Es gibt unterschiedliche Formen der Hämophilie: Bei Hämophilie A fehlt das Gerinnungseiweiss 8 und bei Hämophilie B fehlt das Gerinnungseiweiss 9, benannt nach der Reihenfolge ihrer Entdeckung. Etwa 85 Prozent aller Bluterkranken leiden an Hämophilie A. Aufgrund des Fehlens des Gerinnungseiweisses kommt es zu Blutungen, da die Blutgerinnung nicht regulär abläuft. Es ist eine Erberkrankung die vor allem Jungen bzw. Männer betrifft, aber auch durch Mutation entstehen kann. Betroffene Personen werden umgangssprachlich auch als Bluter bezeichnet.
Symptome
Betroffene haben keinen eigenen Gerinnungsfaktor und deswegen kommt es im Alltagsleben unbehandelt zu Blutungen. Je nach Schweregrad können Spontanblutungen auftreten, d. h. ohne entsprechende Verletzung.

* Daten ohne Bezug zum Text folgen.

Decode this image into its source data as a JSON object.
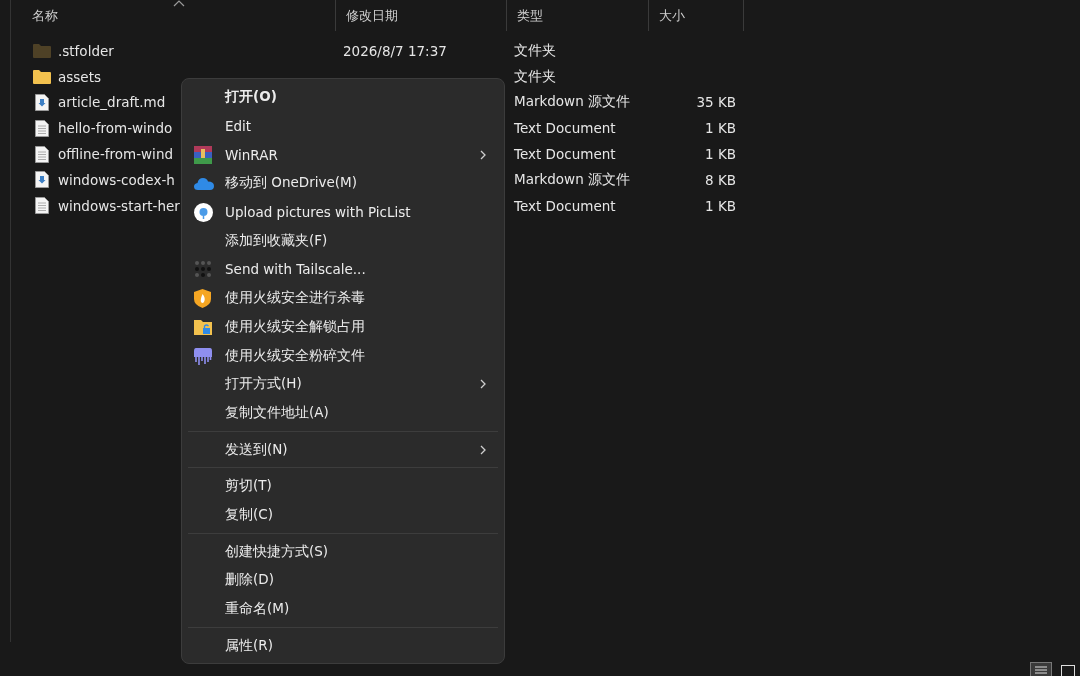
{
  "columns": [
    {
      "label": "名称",
      "sorted": true
    },
    {
      "label": "修改日期",
      "sorted": false
    },
    {
      "label": "类型",
      "sorted": false
    },
    {
      "label": "大小",
      "sorted": false
    }
  ],
  "rows": [
    {
      "name": ".stfolder",
      "kind": "folder",
      "hidden": true,
      "date": "2026/8/7 17:37",
      "type": "文件夹"
    },
    {
      "name": "assets",
      "kind": "folder",
      "hidden": false,
      "type": "文件夹"
    },
    {
      "name": "article_draft.md",
      "kind": "markdown",
      "hidden": false,
      "type": "Markdown 源文件",
      "size": "35 KB"
    },
    {
      "name": "hello-from-windo",
      "kind": "text",
      "hidden": false,
      "type": "Text Document",
      "size": "1 KB"
    },
    {
      "name": "offline-from-wind",
      "kind": "text",
      "hidden": false,
      "type": "Text Document",
      "size": "1 KB"
    },
    {
      "name": "windows-codex-h",
      "kind": "markdown",
      "hidden": false,
      "type": "Markdown 源文件",
      "size": "8 KB"
    },
    {
      "name": "windows-start-her",
      "kind": "text",
      "hidden": false,
      "type": "Text Document",
      "size": "1 KB"
    }
  ],
  "context_menu": {
    "sections": [
      [
        {
          "label": "打开(O)",
          "kind": "plain",
          "default": true,
          "submenu": false
        },
        {
          "label": "Edit",
          "kind": "plain",
          "default": false,
          "submenu": false
        },
        {
          "label": "WinRAR",
          "kind": "archive",
          "default": false,
          "submenu": true
        },
        {
          "label": "移动到 OneDrive(M)",
          "kind": "cloud",
          "default": false,
          "submenu": false
        },
        {
          "label": "Upload pictures with PicList",
          "kind": "upload",
          "default": false,
          "submenu": false
        },
        {
          "label": "添加到收藏夹(F)",
          "kind": "plain",
          "default": false,
          "submenu": false
        },
        {
          "label": "Send with Tailscale...",
          "kind": "dots",
          "default": false,
          "submenu": false
        },
        {
          "label": "使用火绒安全进行杀毒",
          "kind": "shield",
          "default": false,
          "submenu": false
        },
        {
          "label": "使用火绒安全解锁占用",
          "kind": "folder-lock",
          "default": false,
          "submenu": false
        },
        {
          "label": "使用火绒安全粉碎文件",
          "kind": "shredder",
          "default": false,
          "submenu": false
        },
        {
          "label": "打开方式(H)",
          "kind": "plain",
          "default": false,
          "submenu": true
        },
        {
          "label": "复制文件地址(A)",
          "kind": "plain",
          "default": false,
          "submenu": false
        }
      ],
      [
        {
          "label": "发送到(N)",
          "kind": "plain",
          "default": false,
          "submenu": true
        }
      ],
      [
        {
          "label": "剪切(T)",
          "kind": "plain",
          "default": false,
          "submenu": false
        },
        {
          "label": "复制(C)",
          "kind": "plain",
          "default": false,
          "submenu": false
        }
      ],
      [
        {
          "label": "创建快捷方式(S)",
          "kind": "plain",
          "default": false,
          "submenu": false
        },
        {
          "label": "删除(D)",
          "kind": "plain",
          "default": false,
          "submenu": false
        },
        {
          "label": "重命名(M)",
          "kind": "plain",
          "default": false,
          "submenu": false
        }
      ],
      [
        {
          "label": "属性(R)",
          "kind": "plain",
          "default": false,
          "submenu": false
        }
      ]
    ]
  }
}
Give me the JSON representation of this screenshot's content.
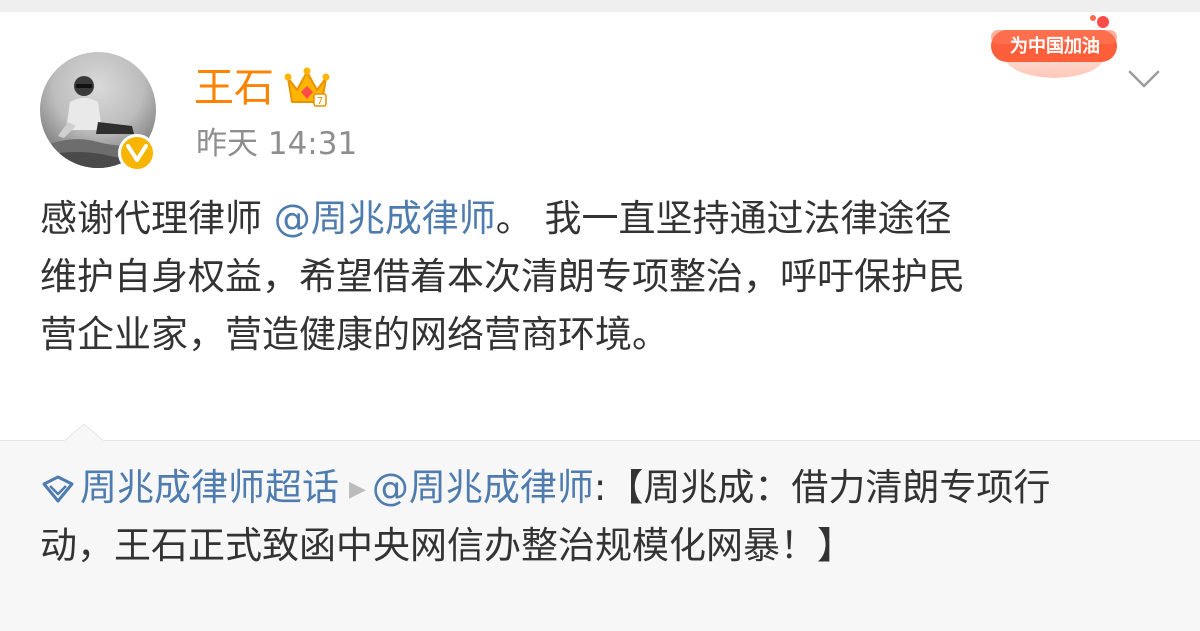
{
  "user": {
    "name": "王石",
    "time": "昨天 14:31"
  },
  "badge": {
    "text": "为中国加油"
  },
  "post": {
    "line1_text": "感谢代理律师 ",
    "line1_mention": "@周兆成律师",
    "line1_rest": "。 我一直坚持通过法律途径",
    "line2": "维护自身权益，希望借着本次清朗专项整治，呼吁保护民",
    "line3": "营企业家，营造健康的网络营商环境。"
  },
  "quote": {
    "topic": "周兆成律师超话",
    "mention": "@周兆成律师",
    "line1_rest": ":【周兆成：借力清朗专项行",
    "line2": "动，王石正式致函中央网信办整治规模化网暴！】"
  },
  "icons": {
    "verified": "verified-v-icon",
    "crown": "vip-crown-icon",
    "more": "chevron-down-icon",
    "topic": "supertopic-diamond-icon",
    "arrow": "play-triangle-icon"
  },
  "colors": {
    "accent": "#ff8200",
    "link": "#4f7cae",
    "text": "#333333",
    "muted": "#8e8e8e"
  }
}
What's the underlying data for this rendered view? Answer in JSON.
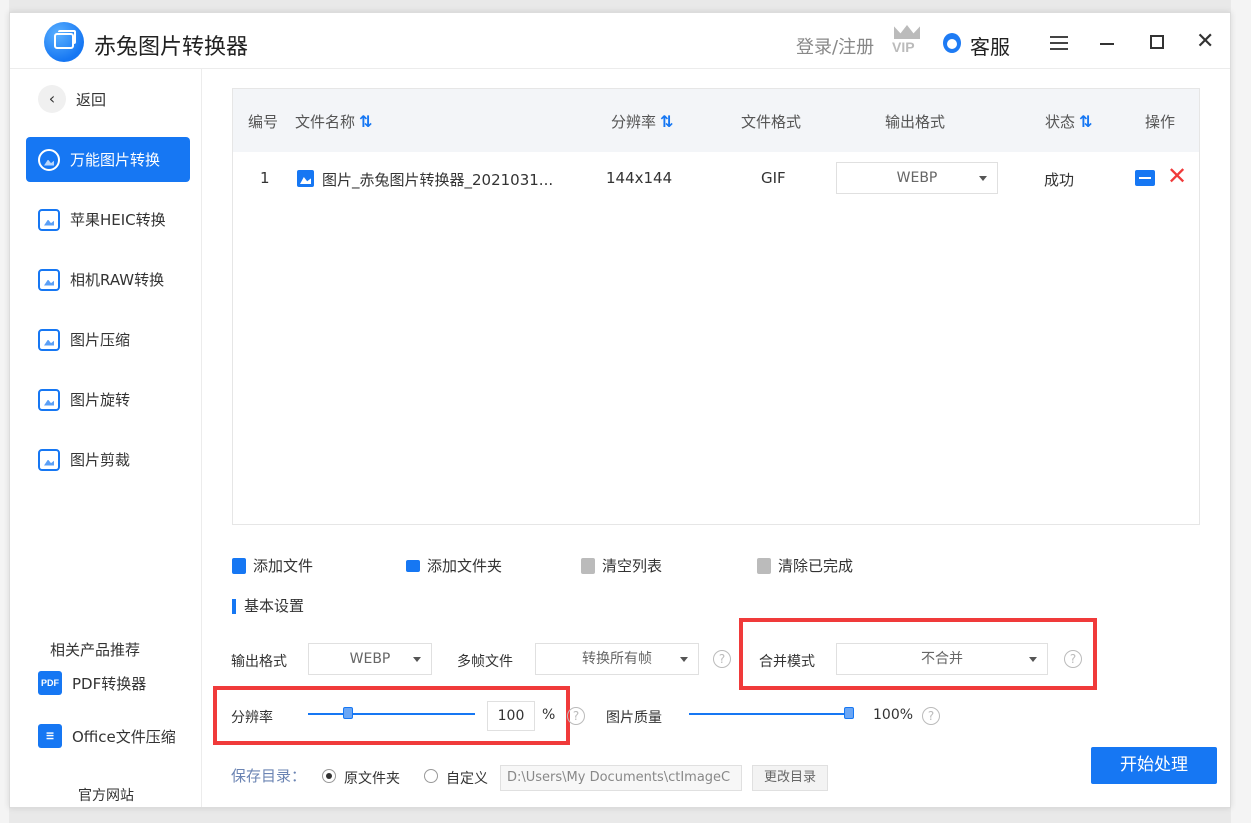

Diese Blutungen können in der Muskulatur und den Gelenken auftreten und zerstören den Knorpel bzw. den Knochen, so dass viele Patienten im erwachsenen Alter Gelenkveränderungen erleiden, die sie auch einschränken. Man kann bei der Erkrankung zwischen drei Schweregraden unterscheiden.
Die drei Schweregrade
Milde Hämophilie: Die Faktorenaktivität beträgt 6 bis 45 Prozent der normalen Aktivität eines Gesunden. Die Betroffenen merken von ihrer Erkrankung oft nicht viel. Die Erkrankung wird meist erst im Erwachsenenalter bemerkt, zum Beispiel im Rahmen einer Operation.
Mittelschwere Hämophilie: Die Faktorenaktivität liegt bei 1 bis 5 Prozent der normalen Aktivität. Die Beschwerden werden meist schon in den ersten Lebensjahren offensichtlich, mit ungewöhnlich lang anhaltenden Blutungen und gehäuft auftretenden Blutergüssen.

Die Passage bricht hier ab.